Selain pungli di pelabuhan, persoalan lain di pelabuhan adalah berkaitan dengan buruh. Buruh di Pelabuhan Belawan, Pelindo I, setiap tahun masih harus mengeluarkan pembayaran kepada buruh yang semestinya tidak lagi diperlukan.
"Kurang lebih nilainya Rp 35 miliar per tahun. Peti kemas kami harus bayar Rp 27.500 per box, curah cair juga bayar per ton padahal sudah pakai pipa. Curah kering juga masih bayar," bebernya.
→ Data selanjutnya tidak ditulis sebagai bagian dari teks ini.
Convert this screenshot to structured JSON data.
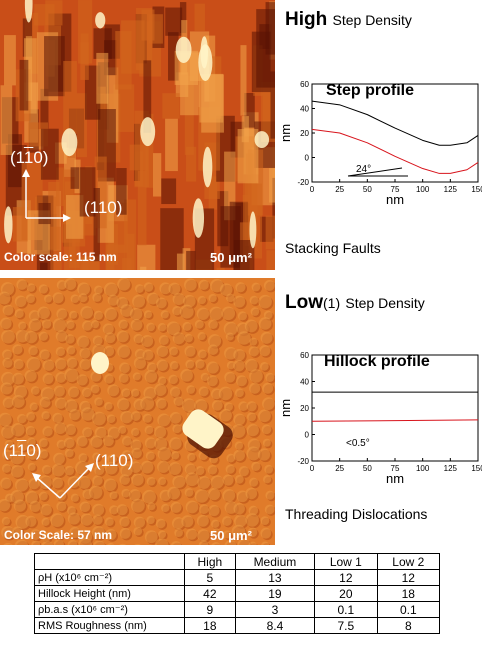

Ini yang kemudian dilaporkan ke cyber pungli Polda Sumatera Utara dan pengelola Pelabuhan Belawan oleh Pelindo I. Jika buruh sesuai kebutuhan, pungli juga akan semakin berkurang.
Ia mengakui, maraknya praktik pungli membuat terjadinya inefisiensi. Misalnya terkait buruh, Pelindo I mengalami inefisiensi hingga Rp 35 miliar per tahun. Persoalan ini tidak hanya menimpa pelabuhan di Sumatera, tapi merupakan persoalan seluruh pelabuhan di Indonesia.
"Mulai hari ini, penggunaan buruh sesuai kebutuhan, jadi enggak lagi dihitung per box atau yang datang. Mulai hari ini per orang, jadi lebih efisien," demikian Bambang.